Der Begriff Bauer ist keinesfalls despektierlich gemeint. Er steht für Abgeordnete, die beharrlich, fleißig und unaufgeregt Detailarbeit verrichten - im stillen Kämmerlein. Denn da die Redezeit im Landtag streng limitiert ist, kommen diese Volksvertreter nur sehr selten, manchmal gar nicht zu Wort. Allenfalls dann, wenn die Besuchertribüne leer ist und die Journalisten schon abgezogen sind, weil sie ihre Beiträge schreiben oder senden müssen. Am Ende bleibt die Frage, wie man überhaupt vom Bauern zum Läufer oder Turm wird. Am meisten zählt die Erfahrung. Nur wer bereits seit zwei oder mehr Wahlperioden dem Parlament angehört, hat Chancen, in gehobene Positionen zu rücken.

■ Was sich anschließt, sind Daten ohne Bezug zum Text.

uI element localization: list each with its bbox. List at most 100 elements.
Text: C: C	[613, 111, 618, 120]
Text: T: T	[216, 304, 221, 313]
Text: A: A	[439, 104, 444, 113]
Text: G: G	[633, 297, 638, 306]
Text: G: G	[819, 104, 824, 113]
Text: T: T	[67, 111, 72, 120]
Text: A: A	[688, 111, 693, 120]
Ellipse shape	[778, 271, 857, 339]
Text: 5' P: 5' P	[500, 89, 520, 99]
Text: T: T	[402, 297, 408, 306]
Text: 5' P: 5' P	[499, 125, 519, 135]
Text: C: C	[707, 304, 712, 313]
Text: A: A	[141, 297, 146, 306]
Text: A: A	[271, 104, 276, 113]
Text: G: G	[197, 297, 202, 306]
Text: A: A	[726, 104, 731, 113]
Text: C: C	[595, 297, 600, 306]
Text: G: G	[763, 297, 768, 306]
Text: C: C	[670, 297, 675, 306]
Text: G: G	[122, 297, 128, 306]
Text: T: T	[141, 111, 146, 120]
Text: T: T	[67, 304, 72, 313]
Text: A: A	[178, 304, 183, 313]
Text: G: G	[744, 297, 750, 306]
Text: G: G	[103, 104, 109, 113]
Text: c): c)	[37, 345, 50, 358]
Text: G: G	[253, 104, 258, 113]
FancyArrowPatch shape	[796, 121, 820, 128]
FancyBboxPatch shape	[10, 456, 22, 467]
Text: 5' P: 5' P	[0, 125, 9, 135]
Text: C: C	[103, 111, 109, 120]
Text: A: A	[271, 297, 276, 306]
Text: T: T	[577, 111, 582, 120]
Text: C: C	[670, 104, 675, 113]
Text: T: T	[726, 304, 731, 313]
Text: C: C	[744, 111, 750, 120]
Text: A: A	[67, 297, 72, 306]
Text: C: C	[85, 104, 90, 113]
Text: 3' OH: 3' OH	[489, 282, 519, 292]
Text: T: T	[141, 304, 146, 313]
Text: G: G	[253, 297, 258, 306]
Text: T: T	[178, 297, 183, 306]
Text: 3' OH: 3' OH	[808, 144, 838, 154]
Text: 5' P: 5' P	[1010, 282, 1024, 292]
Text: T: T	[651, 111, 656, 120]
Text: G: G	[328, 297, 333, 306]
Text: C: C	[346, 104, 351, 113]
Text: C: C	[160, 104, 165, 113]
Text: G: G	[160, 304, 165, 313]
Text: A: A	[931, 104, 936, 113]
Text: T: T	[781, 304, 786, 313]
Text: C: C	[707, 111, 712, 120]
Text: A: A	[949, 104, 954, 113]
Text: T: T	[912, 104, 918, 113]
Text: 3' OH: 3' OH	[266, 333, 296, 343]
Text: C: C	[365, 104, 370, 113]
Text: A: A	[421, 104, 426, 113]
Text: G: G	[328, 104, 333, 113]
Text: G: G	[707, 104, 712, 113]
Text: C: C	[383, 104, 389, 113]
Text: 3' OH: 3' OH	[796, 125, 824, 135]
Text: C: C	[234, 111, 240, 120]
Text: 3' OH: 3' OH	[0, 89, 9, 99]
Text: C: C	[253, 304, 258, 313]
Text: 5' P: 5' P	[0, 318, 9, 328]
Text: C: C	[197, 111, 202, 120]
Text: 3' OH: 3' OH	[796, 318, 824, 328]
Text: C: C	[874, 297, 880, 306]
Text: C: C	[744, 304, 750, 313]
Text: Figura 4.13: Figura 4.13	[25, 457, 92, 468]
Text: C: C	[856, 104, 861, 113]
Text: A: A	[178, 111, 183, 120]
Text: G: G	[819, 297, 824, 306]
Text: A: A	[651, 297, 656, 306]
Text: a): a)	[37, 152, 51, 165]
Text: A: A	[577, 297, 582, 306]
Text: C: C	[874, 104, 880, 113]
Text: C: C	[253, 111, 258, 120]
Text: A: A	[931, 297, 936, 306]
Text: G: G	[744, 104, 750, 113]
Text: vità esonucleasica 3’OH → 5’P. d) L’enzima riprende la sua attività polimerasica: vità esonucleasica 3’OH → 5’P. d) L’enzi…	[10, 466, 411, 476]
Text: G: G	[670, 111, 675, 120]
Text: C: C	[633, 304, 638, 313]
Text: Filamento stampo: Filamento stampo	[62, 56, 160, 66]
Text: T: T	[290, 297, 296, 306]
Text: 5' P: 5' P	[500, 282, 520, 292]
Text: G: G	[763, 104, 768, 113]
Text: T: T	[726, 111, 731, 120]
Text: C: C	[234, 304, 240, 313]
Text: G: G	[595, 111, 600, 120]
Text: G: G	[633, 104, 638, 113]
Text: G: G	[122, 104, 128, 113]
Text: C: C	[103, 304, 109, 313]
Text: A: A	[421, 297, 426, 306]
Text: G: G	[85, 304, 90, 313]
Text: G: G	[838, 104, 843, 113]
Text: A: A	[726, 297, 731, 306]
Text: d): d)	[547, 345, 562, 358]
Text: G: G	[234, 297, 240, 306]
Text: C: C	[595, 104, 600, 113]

Man muss schon sehr viel Talent besitzen, bestens vernetzt sein und eine Aufgabe hervorragend meistern, um schneller aufzusteigen. So wie etwa Rechtsanwalt Clemens Hoch (SPD) aus Andernach, der im Nürburgring-Untersuchungsausschuss auffiel und nach nur einer Legislaturperiode in der Staatskanzlei landete, dem Zentrum der Macht.